Tre morti e tre feriti in Calabria/ Ubriaco alla guida di grossa Bmw falcia un gruppo di persone che di notte controllavano i danni di un tamponamento

Pubblicato il 14 Giugno 2009 - 19:35| Aggiornato il 15 Giugno 2009 OLTRE 6 MESI FA

Fatalità, velocità e alcol sono all’origine della strage compiuta sabato notte in Calabria, in provincia di Cosenza, sulla Statale 106, in localita’ Ponte Cino, tra Rossano e  Corigliano Calabro: tre morti e tre feriti sono il bilancio.

Secondo la Polizia Stradale, due auto con a bordo 8 persone, una Fiat Punto e una Audi A5, si sono scontrate nei pressi di una curva. L’incidente però non avrebbe causato feriti. Mentre gli occupanti delle auto erano in strada, per controllare i danni, è arrivata la BMW X5 guidata da Natale Aloe, 49 anni, di Rossano, già  noto alle forze dell’ordine.

La BMW ha investito in pieno il gruppo di persone: tre sono morte, Francesco Pietrafitta e Dario De Luca, entrambi di 18 anni e entrambi di Corigliano Calabro e Vincenzo Ciliberti, di 44 anni, residente a San Lorenzo del Vallo.Ci sono anche tre feriti, ricoverati nell’immediato presso l’ospedale rossanese.
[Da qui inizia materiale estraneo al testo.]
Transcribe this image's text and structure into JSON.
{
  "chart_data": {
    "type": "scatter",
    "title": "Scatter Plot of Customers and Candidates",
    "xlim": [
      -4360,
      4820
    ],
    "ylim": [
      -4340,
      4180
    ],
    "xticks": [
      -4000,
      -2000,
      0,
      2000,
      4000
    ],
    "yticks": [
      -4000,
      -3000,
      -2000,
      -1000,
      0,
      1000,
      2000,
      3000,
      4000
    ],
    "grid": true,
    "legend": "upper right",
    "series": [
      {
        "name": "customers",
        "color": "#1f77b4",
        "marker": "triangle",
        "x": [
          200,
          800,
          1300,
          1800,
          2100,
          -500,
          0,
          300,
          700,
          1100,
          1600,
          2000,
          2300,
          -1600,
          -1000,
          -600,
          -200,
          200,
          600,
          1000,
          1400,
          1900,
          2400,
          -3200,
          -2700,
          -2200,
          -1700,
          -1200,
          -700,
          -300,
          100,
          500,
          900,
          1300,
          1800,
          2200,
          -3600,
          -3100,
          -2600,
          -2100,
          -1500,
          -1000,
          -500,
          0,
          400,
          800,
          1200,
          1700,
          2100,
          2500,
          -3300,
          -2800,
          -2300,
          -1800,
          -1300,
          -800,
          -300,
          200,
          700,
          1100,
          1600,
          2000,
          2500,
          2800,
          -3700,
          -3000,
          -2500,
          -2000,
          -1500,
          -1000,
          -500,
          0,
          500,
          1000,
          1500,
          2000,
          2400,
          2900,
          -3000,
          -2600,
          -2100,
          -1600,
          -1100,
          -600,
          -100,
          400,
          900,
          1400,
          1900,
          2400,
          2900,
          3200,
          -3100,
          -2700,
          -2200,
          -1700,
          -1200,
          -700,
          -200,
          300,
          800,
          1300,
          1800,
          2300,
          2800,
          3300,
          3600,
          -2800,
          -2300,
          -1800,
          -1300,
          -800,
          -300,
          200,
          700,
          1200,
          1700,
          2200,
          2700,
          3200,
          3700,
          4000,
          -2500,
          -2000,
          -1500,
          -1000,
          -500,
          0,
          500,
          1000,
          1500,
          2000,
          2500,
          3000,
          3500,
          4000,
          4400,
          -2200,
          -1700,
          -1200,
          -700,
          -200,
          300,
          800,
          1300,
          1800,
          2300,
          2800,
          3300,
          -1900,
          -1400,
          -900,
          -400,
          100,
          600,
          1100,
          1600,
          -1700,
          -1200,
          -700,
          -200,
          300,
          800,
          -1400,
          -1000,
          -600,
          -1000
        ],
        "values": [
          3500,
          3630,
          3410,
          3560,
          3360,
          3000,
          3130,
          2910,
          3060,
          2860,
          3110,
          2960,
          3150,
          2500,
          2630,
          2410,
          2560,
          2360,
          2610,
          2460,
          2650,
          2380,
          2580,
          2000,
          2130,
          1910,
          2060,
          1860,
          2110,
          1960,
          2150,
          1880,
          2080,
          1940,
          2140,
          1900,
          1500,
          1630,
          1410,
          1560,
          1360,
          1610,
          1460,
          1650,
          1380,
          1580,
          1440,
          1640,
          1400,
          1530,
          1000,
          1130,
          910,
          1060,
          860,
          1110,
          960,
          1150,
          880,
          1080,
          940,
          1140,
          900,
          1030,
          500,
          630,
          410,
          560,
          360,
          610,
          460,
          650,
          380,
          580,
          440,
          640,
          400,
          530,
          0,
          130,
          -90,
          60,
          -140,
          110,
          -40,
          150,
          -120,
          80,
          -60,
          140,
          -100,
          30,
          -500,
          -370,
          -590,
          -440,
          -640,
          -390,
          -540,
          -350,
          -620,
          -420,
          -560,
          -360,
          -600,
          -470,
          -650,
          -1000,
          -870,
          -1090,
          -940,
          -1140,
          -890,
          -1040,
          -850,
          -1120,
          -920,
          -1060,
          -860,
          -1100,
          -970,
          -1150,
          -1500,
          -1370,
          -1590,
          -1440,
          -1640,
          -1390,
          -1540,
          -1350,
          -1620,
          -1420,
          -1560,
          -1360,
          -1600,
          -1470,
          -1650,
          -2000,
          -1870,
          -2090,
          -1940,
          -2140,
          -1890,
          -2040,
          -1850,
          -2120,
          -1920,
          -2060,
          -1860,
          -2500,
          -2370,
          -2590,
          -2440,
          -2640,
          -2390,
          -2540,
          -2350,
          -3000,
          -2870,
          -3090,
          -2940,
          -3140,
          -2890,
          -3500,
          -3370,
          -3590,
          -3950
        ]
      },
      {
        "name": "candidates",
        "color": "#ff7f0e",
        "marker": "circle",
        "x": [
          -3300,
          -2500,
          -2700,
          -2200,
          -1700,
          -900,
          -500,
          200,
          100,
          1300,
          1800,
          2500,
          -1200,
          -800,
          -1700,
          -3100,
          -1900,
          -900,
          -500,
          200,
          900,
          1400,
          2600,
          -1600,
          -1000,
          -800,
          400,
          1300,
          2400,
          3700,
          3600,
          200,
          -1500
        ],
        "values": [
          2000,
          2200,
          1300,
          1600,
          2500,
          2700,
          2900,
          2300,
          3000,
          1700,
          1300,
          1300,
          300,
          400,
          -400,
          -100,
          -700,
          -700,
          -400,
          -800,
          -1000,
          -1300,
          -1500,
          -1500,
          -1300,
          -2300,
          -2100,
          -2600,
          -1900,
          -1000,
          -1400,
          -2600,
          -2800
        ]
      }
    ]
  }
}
Il piu’ grave, Luigi Casciaro, 19 anni, e’ stato poi trasferito in mattinata al nosocomio di Cosenza. Altre due persone sarebbero praticamente illese. 

L’investitore, Natale Aloe, è stato sottoposto alla prova dell’alcol ed è risultato avere un grado di alcool nel sangue quasi pari a 3.

 Sarebbe quindi stato giudicato, secondo gli inquirenti, quasi in coma etilico. L’uomo e’ stato subito arrestato per omicidio colposo plurimo e portato nel carcere di Rossano.